When the Braves were at Fenway over the weekend, veteran Smoltz took a look at the Sox roster and the AL East standings and said, "I don't think they can be caught."
He's probably right.
Yankee zealots are citing 1978 as a reason to believe. But that's a stretch. The 1978 Red Sox did not have the pitching we're seeing at Fenway this year. And the 2007 Yankees bear little resemblance to the blood-and-thunder rogues who populated the '78 New York roster.
If this really were like 1978, George Steinbrenner would be firing coaches right and left. The Boss would be consulting with his "baseball people" and Brian Cashman would be buying calzones with Costanza. Whitey Ford and Yogi Berra would be summoned for ceremonial first pitches and Frank Sinatra Jr. would be trotted out for a live version of "New York, New York." Dave Winfield might even be brought back. The Yanks could use "Mr. May" right about now.
Many of these Yankees were around when New York vaulted over the Sox last August -- completing the infamous five-game Boston massacre. And we must remember that the Yankees have finished ahead of the Red Sox 11 years in a row. But at this hour the Pinstripes look like a bunch with plenty of doubt and not enough pitching. They went into this series knowing that a Boston sweep would bury them in the eyes of everyone other than John Sterling and the Hendricks Brothers.
"Regardless of who we're playing, we need to play well," said Yankees captain Derek Jeter. "But we can't keep saying, 'It's early, it's early, it's early.' "
How bad has it gotten here in the Bronx? Sunday night's 6-2 victory over the Mets -- the one in which the immortal Tyler Clippard made his major league debut -- was received locally with almost the same enthusiasm that accompanied Don Larsen's perfect game in the 1956 World Series. It was, after all, a win that pulled the Yanks within four games of .500. It also narrowed the Red Sox' lead to 10 1/2 games over New York.
Small victories indeed.
It's quite possible Roger Clemens is the only thing standing between Torre and the unemployment line. Torre's Yankees never have been this far out of first place, and if Steinbrenner hadn't committed a pro-rated $28 million to the Rocket for the remainder of this year, Joe might already be history. Clemens has let it be known he would not appreciate coming to a Yankees clubhouse without Torre in the corner office. So you have the Rocket as Joe's firewall.

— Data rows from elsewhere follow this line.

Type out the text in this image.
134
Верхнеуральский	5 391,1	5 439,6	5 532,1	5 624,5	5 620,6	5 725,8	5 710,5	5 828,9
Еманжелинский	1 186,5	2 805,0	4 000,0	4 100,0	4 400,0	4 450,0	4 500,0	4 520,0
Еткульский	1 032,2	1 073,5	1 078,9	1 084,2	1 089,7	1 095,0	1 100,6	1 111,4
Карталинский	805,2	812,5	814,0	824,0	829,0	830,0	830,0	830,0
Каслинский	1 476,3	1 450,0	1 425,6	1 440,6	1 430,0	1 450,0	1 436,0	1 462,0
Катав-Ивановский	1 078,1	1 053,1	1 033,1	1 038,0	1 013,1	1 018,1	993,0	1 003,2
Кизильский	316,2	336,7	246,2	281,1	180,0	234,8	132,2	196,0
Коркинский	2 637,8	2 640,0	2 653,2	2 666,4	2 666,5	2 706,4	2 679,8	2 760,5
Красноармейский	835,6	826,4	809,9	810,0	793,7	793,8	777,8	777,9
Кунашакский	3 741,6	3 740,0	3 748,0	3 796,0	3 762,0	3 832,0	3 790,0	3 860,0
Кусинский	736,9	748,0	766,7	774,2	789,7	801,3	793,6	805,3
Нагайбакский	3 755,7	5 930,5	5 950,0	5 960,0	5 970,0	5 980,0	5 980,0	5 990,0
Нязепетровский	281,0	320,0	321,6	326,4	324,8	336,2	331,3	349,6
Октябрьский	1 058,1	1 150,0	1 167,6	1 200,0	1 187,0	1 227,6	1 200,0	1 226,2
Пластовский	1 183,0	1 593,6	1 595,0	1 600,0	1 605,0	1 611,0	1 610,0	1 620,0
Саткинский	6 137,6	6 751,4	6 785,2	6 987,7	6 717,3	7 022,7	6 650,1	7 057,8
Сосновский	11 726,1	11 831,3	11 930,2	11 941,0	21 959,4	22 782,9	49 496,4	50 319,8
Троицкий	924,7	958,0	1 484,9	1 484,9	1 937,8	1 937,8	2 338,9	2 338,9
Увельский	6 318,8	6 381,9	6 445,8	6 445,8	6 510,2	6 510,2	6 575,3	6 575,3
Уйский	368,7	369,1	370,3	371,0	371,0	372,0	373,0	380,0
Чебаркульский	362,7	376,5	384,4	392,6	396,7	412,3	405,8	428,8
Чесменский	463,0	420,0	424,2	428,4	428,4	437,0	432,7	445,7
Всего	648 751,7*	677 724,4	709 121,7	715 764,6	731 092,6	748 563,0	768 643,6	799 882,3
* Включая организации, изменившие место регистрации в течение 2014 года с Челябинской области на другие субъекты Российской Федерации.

That's why it was a big deal when Alex Rodriguez got a great look at a high knuckleball from Tim Wakefield (14 baserunners in five innings) in the first inning last night. It was a pitch similar to the one Wake threw Aaron Boone in October 2003, and A-Rod's eyes were as big as Hideki Matsui's head when he turned on the pitch and drove it more than 400 feet for his 18th homer and a 2-0 lead.

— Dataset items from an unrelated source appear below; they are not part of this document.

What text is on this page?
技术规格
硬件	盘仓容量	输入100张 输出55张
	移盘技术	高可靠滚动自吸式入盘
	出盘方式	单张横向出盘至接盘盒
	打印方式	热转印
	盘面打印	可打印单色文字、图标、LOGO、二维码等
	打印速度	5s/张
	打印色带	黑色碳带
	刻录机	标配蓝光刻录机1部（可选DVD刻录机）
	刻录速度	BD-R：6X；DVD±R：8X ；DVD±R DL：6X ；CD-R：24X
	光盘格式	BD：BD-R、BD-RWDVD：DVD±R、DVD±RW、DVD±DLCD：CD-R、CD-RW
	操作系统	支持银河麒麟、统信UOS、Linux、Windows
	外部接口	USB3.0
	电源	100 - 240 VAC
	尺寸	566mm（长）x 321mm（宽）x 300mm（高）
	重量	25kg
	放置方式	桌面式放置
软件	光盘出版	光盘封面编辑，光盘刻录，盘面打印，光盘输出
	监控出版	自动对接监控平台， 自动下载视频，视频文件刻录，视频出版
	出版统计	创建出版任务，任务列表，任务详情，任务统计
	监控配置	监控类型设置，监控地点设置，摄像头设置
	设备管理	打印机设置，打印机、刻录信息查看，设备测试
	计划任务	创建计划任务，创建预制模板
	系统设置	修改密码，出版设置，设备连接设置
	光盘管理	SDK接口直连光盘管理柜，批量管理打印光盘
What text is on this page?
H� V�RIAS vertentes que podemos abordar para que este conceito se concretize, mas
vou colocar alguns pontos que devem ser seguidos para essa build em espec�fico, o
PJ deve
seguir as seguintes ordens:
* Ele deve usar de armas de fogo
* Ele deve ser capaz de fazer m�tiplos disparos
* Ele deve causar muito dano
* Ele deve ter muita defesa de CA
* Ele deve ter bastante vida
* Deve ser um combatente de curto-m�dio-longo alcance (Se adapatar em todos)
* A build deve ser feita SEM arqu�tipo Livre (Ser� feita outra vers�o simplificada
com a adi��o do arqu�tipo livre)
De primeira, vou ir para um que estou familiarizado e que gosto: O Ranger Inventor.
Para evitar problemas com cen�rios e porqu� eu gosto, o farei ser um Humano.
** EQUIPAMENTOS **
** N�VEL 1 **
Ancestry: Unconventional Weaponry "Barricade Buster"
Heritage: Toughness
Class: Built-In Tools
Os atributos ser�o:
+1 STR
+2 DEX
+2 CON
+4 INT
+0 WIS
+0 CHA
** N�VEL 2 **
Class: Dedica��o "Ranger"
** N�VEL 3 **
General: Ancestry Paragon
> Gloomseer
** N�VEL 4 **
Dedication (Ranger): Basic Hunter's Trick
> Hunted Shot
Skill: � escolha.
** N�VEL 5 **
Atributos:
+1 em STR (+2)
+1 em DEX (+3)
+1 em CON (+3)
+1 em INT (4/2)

"Alex seems to be back," said Torre. "He's having good swings."
The monstrous clout drew the approval of Chazz Palminteri (genius of "A Bronx Tale," one of the top 10 movies of all time) sitting in the second row behind home plate. Chazz turned to the guy sitting to his right and whispered something like "Now, yous can't leave."
Chazz was on his feet again in the second when controversial designated hitter Jason Giambi put a Wakefield waffle into the third deck in right to make it 3-0.

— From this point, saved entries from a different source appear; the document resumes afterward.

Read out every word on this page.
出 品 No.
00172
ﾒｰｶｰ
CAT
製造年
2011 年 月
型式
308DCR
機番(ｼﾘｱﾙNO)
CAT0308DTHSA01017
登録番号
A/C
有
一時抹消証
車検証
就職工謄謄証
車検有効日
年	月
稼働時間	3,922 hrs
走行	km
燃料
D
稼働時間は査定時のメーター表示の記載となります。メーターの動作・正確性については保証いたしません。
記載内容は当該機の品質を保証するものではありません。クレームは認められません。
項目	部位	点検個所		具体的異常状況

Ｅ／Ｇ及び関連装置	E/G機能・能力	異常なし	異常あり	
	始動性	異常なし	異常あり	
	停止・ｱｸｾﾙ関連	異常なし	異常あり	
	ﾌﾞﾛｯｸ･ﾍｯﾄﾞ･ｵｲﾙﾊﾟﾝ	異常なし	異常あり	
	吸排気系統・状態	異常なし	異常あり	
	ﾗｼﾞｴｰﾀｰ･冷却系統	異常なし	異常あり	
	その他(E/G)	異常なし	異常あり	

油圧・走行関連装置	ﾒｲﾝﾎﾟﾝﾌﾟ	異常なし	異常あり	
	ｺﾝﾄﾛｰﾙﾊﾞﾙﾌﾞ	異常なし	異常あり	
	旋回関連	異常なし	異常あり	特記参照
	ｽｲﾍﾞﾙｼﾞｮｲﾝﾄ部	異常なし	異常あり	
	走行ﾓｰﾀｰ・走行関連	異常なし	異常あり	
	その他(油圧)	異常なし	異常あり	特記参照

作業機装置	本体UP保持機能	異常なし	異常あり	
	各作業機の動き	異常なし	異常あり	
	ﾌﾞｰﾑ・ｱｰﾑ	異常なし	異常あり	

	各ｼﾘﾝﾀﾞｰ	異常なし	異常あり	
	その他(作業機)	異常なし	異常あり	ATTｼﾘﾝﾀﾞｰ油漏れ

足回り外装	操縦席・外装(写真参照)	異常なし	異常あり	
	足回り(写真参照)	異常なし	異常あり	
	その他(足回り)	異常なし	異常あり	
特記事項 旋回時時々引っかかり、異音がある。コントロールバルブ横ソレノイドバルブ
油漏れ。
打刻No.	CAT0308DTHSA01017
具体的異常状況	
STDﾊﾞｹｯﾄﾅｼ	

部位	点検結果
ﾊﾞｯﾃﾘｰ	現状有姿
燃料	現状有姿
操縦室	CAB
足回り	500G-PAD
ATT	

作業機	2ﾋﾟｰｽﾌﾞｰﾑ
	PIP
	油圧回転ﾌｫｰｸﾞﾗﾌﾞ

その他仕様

Three innings later, overdue Robinson Cano tripled home a pair to give the Yankees a 6-1 lead after five. Chien-Ming Wang (two runs in 6 1/3 innings) made the lead look especially large.
Imagine: a quality start for the Yankees. Very rare. In the spring of '07, there've been more Boston Pops brawls than Yankees pitching gems.
"Boston is the cream of the crop right now," said Torre. "We need to do something, and obviously since this was against Boston, you feel much better because they're the club we need to run down."
They have a long way to run. And when you are the New York Yankees, it's hard to get used to playing a "must-win" game . . . in May.